Prohibition on Repetitive Investigation

 

If importers and exporters are subjected to repetitive investigations for the same transactions, they may become too nervous to focus on their business. Fortunately, as stipulated in Article 111 of the CUSTOMS ACT (관세법) and Article 136 of the ENFORCEMENT DECREE OF THE CUSTOMS ACT (관세법 시행령), customs reinvestigation is allowed only in limited cases.

CUSTOMS ACT

 

Article 111 (Prohibition from Abusing Right to Investigate Customs Duty)

(1) Customs officers shall conduct a customs duty investigation to the minimum extent necessary to realize proper and fair taxation and to protect lawfulness of customs clearance and shall not abuse the investigation right for other purpose.

(2) Customs officers are prohibited from reinvestigating the same person who has been investigated in connection with the relevant case except in any of the following subparagraphs:  <Amended on Dec. 19, 2017; Dec. 31, 2023>

1. Where there exists hard evidence corroborating a suspicion of a duty evasion, etc.;

2. Where it is necessary to investigate a trading partner of a person who has been investigated;

3. Where a reinvestigation (limited to a reinvestigation conducted within the scope specified in the text of the written decision) is conducted based on a decision on reinvestigation made under the latter part of Article 118 (4) 2 or the latter part of Article 128 (1) 3 (including cases applicable mutatis mutandis in the main clause of Article 132-4);

4. Where a duty payer provides or offers to provide any money or valuables to any customs officer in connection with the duties of the customs officer;

5. General investigations are conducted against persons who have been on suspicion of tax evasion and other cases prescribed by Presidential Decree.

 

ENFORCEMENT DECREE OF THE CUSTOMS ACT

 

Article 136 (Prohibition on Repetitious Investigation)

"General investigations are conducted against persons who have been on suspicion of tax evasion and other cases prescribed by Presidential Decree" in Article 111 (2) 5 of the Act means the case where a general investigation is conducted on persons suspected of evading customs duties through smuggling, illegal or unfair trade or other acts which disrupt economic order.  <Amended on Apr. 1, 2011; Feb. 2, 2012; Feb. 13, 2018>

 

Simply put, the fact that a general customs investigation has been conducted does not guarantee that a customs offense investigation won’t be conducted. How about the reverse? If someone has undergone a customs offense investigation and received a ‘Not Guilty’ decision, are they then exempt from a general customs investigation for the same transactions? The answer is yes, as confirmed in the recent tax tribunal ruling (Case No. 조심 20230053).
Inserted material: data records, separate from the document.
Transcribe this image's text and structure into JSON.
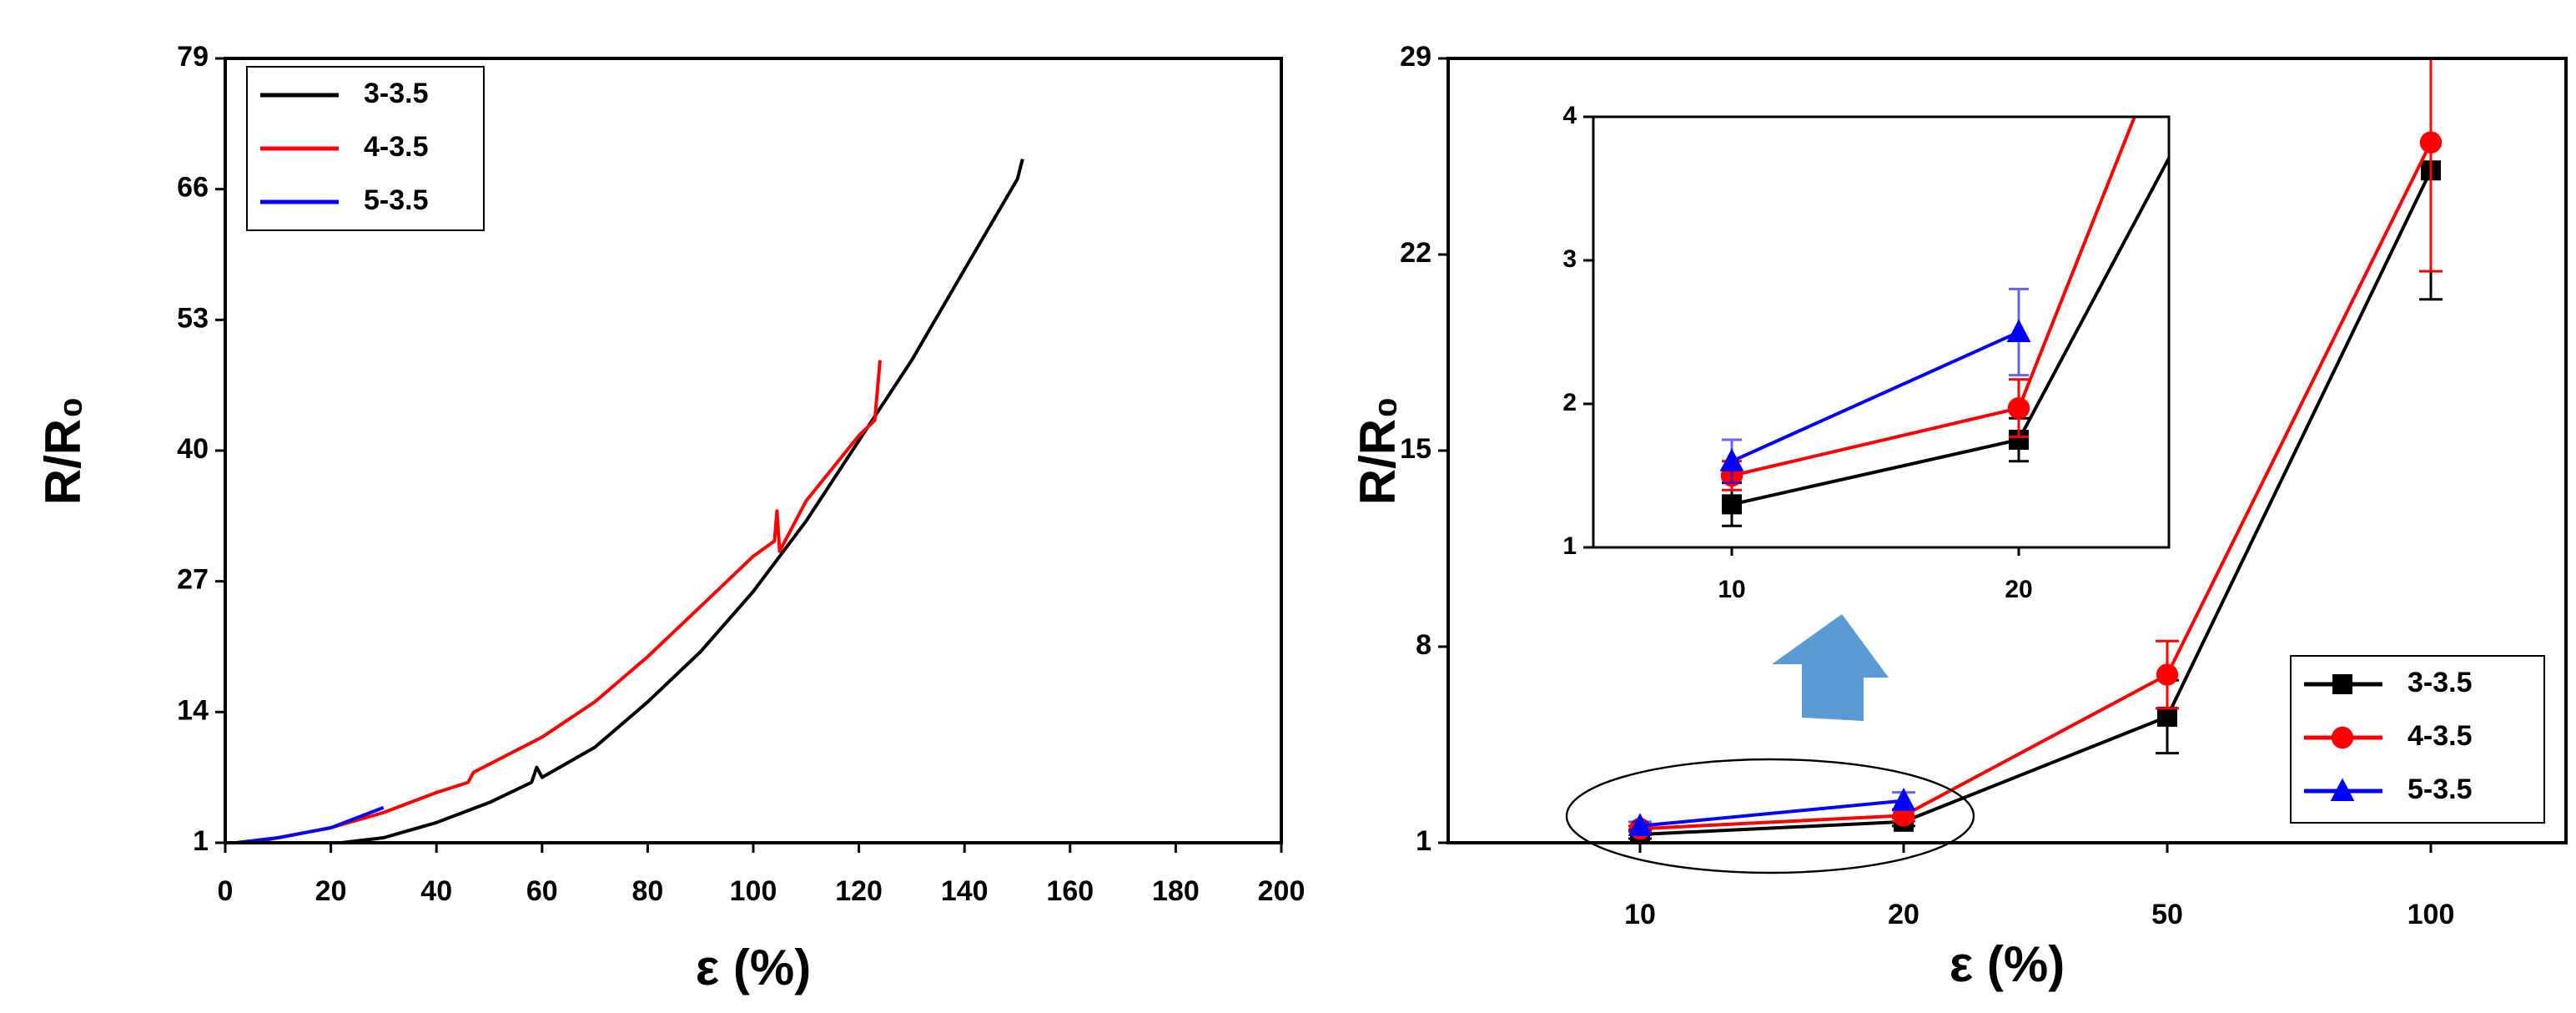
{
  "chart_data": [
    {
      "type": "line",
      "x_label": "ε (%)",
      "y_label": "R/R₀",
      "xlim": [
        0,
        200
      ],
      "xticks": [
        0,
        20,
        40,
        60,
        80,
        100,
        120,
        140,
        160,
        180,
        200
      ],
      "ylim": [
        1,
        79
      ],
      "yticks": [
        1,
        14,
        27,
        40,
        53,
        66,
        79
      ],
      "legend": "upper left",
      "series": [
        {
          "name": "3-3.5",
          "color": "#000000",
          "x": [
            22,
            30,
            40,
            50,
            58,
            59,
            60,
            70,
            80,
            90,
            100,
            110,
            120,
            130,
            140,
            150,
            151
          ],
          "values": [
            1,
            1.5,
            3,
            5,
            7,
            8.5,
            7.5,
            10.5,
            15,
            20,
            26,
            33,
            41,
            49,
            58,
            67,
            69
          ]
        },
        {
          "name": "4-3.5",
          "color": "#ff0000",
          "x": [
            5,
            20,
            30,
            40,
            46,
            47,
            60,
            70,
            80,
            90,
            100,
            104,
            104.5,
            105,
            110,
            120,
            123,
            124
          ],
          "values": [
            1,
            2.5,
            4,
            6,
            7,
            8,
            11.5,
            15,
            19.5,
            24.5,
            29.5,
            31,
            34,
            30,
            35,
            41.5,
            43,
            49
          ]
        },
        {
          "name": "5-3.5",
          "color": "#0000ff",
          "x": [
            2,
            10,
            20,
            30
          ],
          "values": [
            1,
            1.5,
            2.5,
            4.5
          ]
        }
      ]
    },
    {
      "type": "errorbar",
      "x_label": "ε (%)",
      "y_label": "R/R₀",
      "categories": [
        "10",
        "20",
        "50",
        "100"
      ],
      "ylim": [
        1,
        29
      ],
      "yticks": [
        1,
        8,
        15,
        22,
        29
      ],
      "legend": "lower right",
      "series": [
        {
          "name": "3-3.5",
          "color": "#000000",
          "marker": "square",
          "values": [
            1.3,
            1.75,
            5.5,
            25
          ],
          "errors": [
            0.15,
            0.15,
            1.3,
            4.6
          ]
        },
        {
          "name": "4-3.5",
          "color": "#ff0000",
          "marker": "circle",
          "values": [
            1.5,
            1.97,
            7,
            26
          ],
          "errors": [
            0.1,
            0.2,
            1.2,
            4.6
          ]
        },
        {
          "name": "5-3.5",
          "color": "#0000ff",
          "marker": "triangle",
          "values": [
            1.6,
            2.5,
            null,
            null
          ],
          "errors": [
            0.15,
            0.3,
            null,
            null
          ]
        }
      ],
      "inset": {
        "ylim": [
          1,
          4
        ],
        "yticks": [
          1,
          2,
          3,
          4
        ]
      }
    }
  ]
}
Customs authorities argued that, as prescribed in Article 110 (2) of the CUSTOMS ACT, a customs offense investigation is differentiated from a general customs investigation. The prohibited reinvestigation under the Article 111 of the CUSTOMS ACT is considered a repetitive general customs investigation. Therefore, import declarations may be subject to a general customs investigation after a customs offense investigation.

 

Tax judge opposed the customs authorities’ opinion for the following reasons:

-        When investigating an importer for a suspected violation of Article 270 [Offense of Evading Customs Duties], the inquiry not only serves the purpose of initiating criminal proceedings but also aims to rectify any deficient or overpaid taxes under Article 38-3 [Amendment and Rectification].

-        Discriminating between a customs offense investigation and a general customs investigation and excluding the former from the principle of prohibiting reinvestigation does not conform to the principle’s purpose.

-        Despite having collected materials during the customs offense investigation, the customs authorities chose not to take similar action.

-        There seems to be no other unavoidable reasons for conducting a general customs investigation after the delivery of ‘Not Guilty’ notice for the customs offense investigation.

-        Allowing reinvestigation for a customs offense investigation while prohibiting reinvestigation for a general customs investigation neutralizes the principle of prohibiting reinvestigation, depending on the order of customs investigation types.

-        Since the customs authorities’ disposition resulted from the prohibited reinvestigation, the disposition in question is unjust.


Therefore, if Korean importers are not involved in customs offenses such as smuggling, evading customs duties, price forgery, acquiring smuggled goods, evading disposition, lending titles, or false reporting, they don’t have to worry about reinvestigation.